In 1997 — when vouchers failed but paved the way for the creation of charter schools and the EITC — the debate was about providing greater educational choices for families and students.
Now, the arguments have become less focused.
For some, school choice is still grounded in the idea that competition drives innovation and growth.
For others, it is necessary to rein in education spending that has ballooned to $26 billion annually in Pennsylvania while student performance has flat lined.
And for others, it's a chance to bust the unions that operate within public schools.
The newest and one of the most potent arguments for advancing school choice in Pennsylvania has been pressed forward by state Sen. Anthony Williams
, D-Philadelphia, and a handful of urban lawmakers who see the issue as the next step in the civil rights movement.
Williams, whose Senate district includes West Philadelphia and some of the worst performing, violence-riddled schools in the state, made educational choice the cornerstone of his gubernatorial campaign last year. He has never shied away from the fact that most of Pennsylvania’s failing schools are in urban environments and minority neighborhoods.
Though Williams lost his bid for governor, he opened a new front in the school choice battle with the help of more than $3 million in donations from Students First, a national political action committee dedicated to expanding choice.
But not all urban Democrats share Williams’ view.
State Rep. James Roebuck
, D-Philadelphia, minority chair of the House Education Committee
, supports expanding educational options but said he believes those options should be limited to the public sector to ensure fairness and equality of opportunity for all students.
“In a system like Philadelphia, you have to have a variety of options,” Roebuck said Wednesday. “But my concern is that when you move it out of the public system, none of that is subject to regulation.”
Casting the voucher debate as an issue of civil rights is a mischaracterization, he said, because private schools can choose which students to accept.

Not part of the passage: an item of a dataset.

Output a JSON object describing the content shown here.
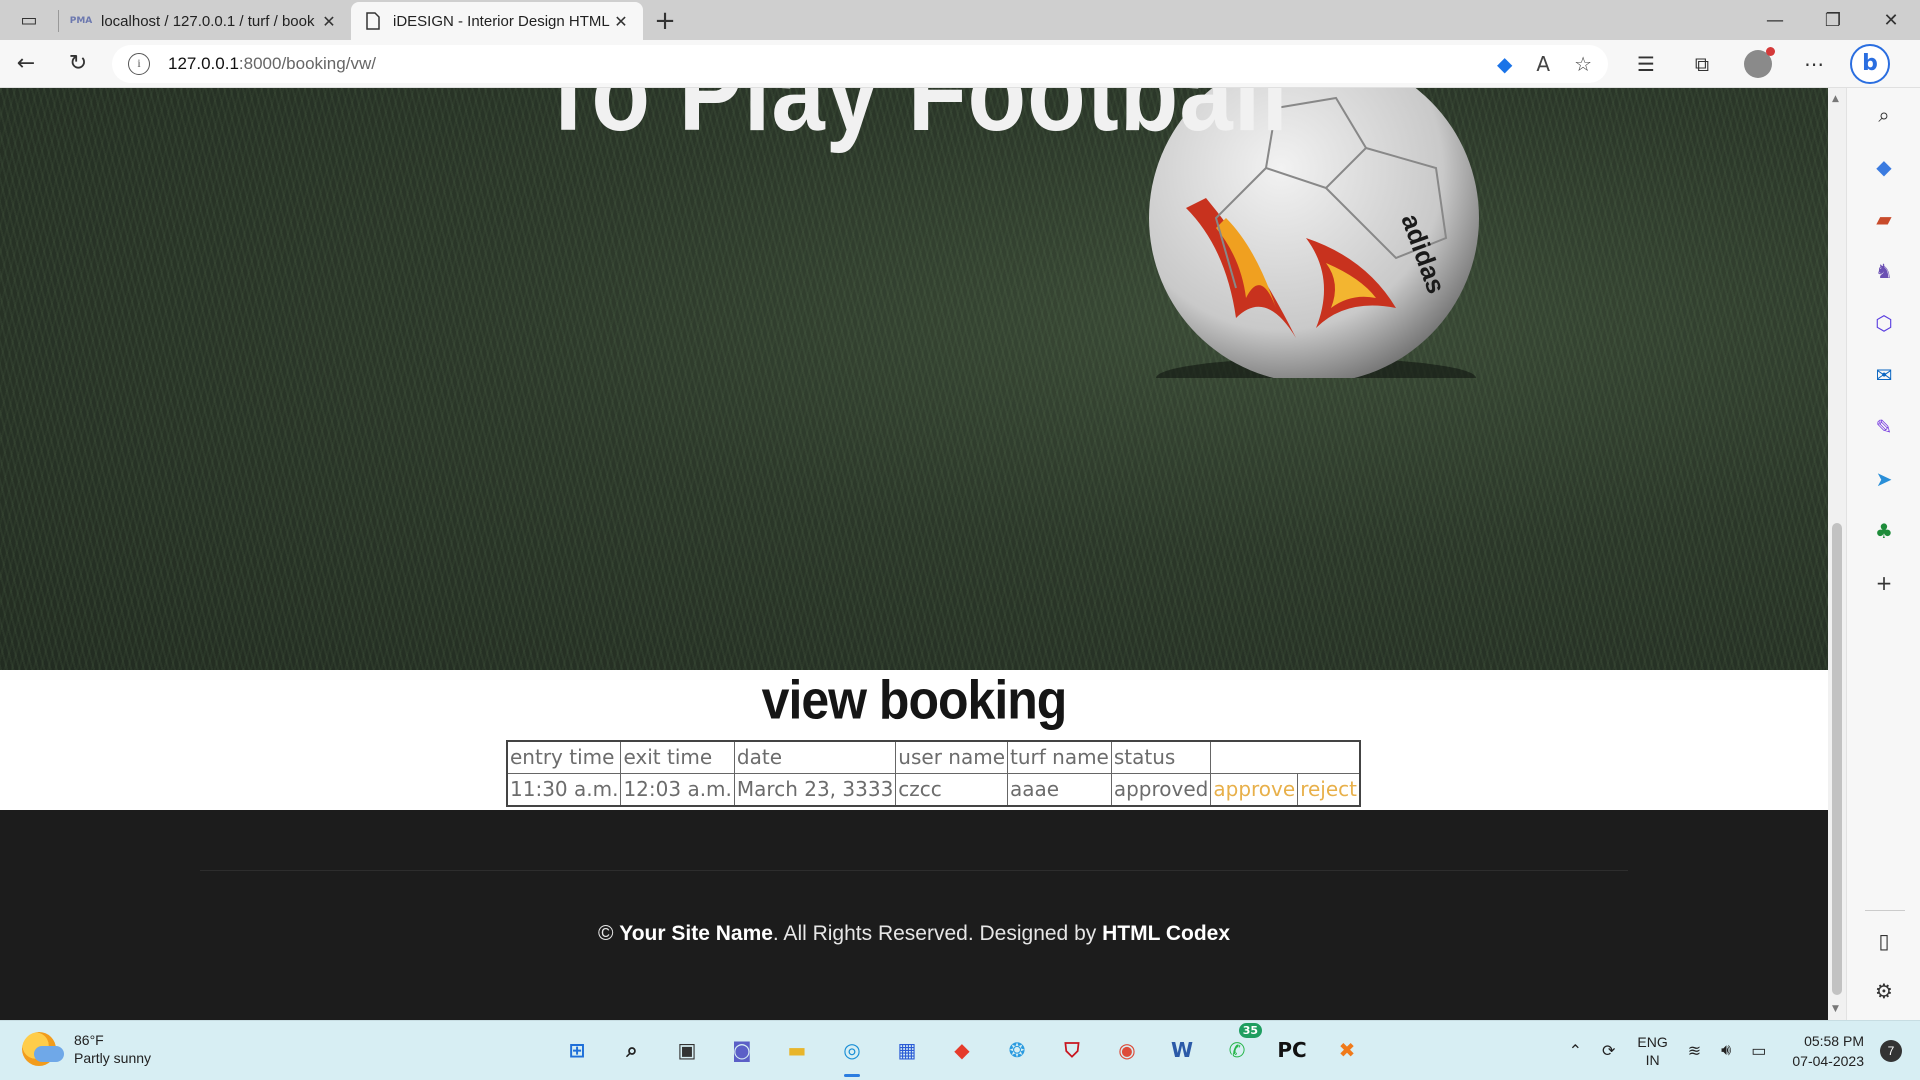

Though Corbett has taken heat from some on the right — including the Wall Street Journal
— for failing to achieve the passage of public school vouchers in his first year in office, he has guided vouchers closer to passage than at any time since 1997.
Ridge failed to get vouchers passed then, but the push paved the way for other successes.
The state in 1997 authorized the creation of charter schools, which operate more like private schools but still exist within the public school system. Pennsylvania has more than 150 brick-and-mortar charter schools and 13 cyber charter schools, which were separately authorized in 2002.
Although there have been notorious examples of charter schools that failed to meet state guidelines while making profits off local school districts, a demand for their services clearly exists.
According to the Pennsylvania Coalition for Public Charter Schools, the existing schools carry a 30,000-student waiting list.
Corbett wants to allow the state to authorize new charter schools directly, rather than going through school districts, in an attempt to meet that demand.
In 2002, Pennsylvania created the EITC program, which is funded through corporate tax contributions.
The tax credit program is widely considered a success — the PSEA’s official position is it neither supports nor opposes it. Last year, in a vote of 190-7, the state House approved a bill to increase the cap on the EITC program to $200 million annually.
“I think EITC is the signature program in Pennsylvania when it comes to school choice,”said state Rep. Tom Quigley, R-Montgomery, who sponsored the bill expanding the program last year. “It seems like all parties have been satisfied with it.”
The state Senate has yet to take it up the EITC expansion, and Corbett wants to see it rolled together with vouchers and a series of academic and financial reforms to the state’s charter school system.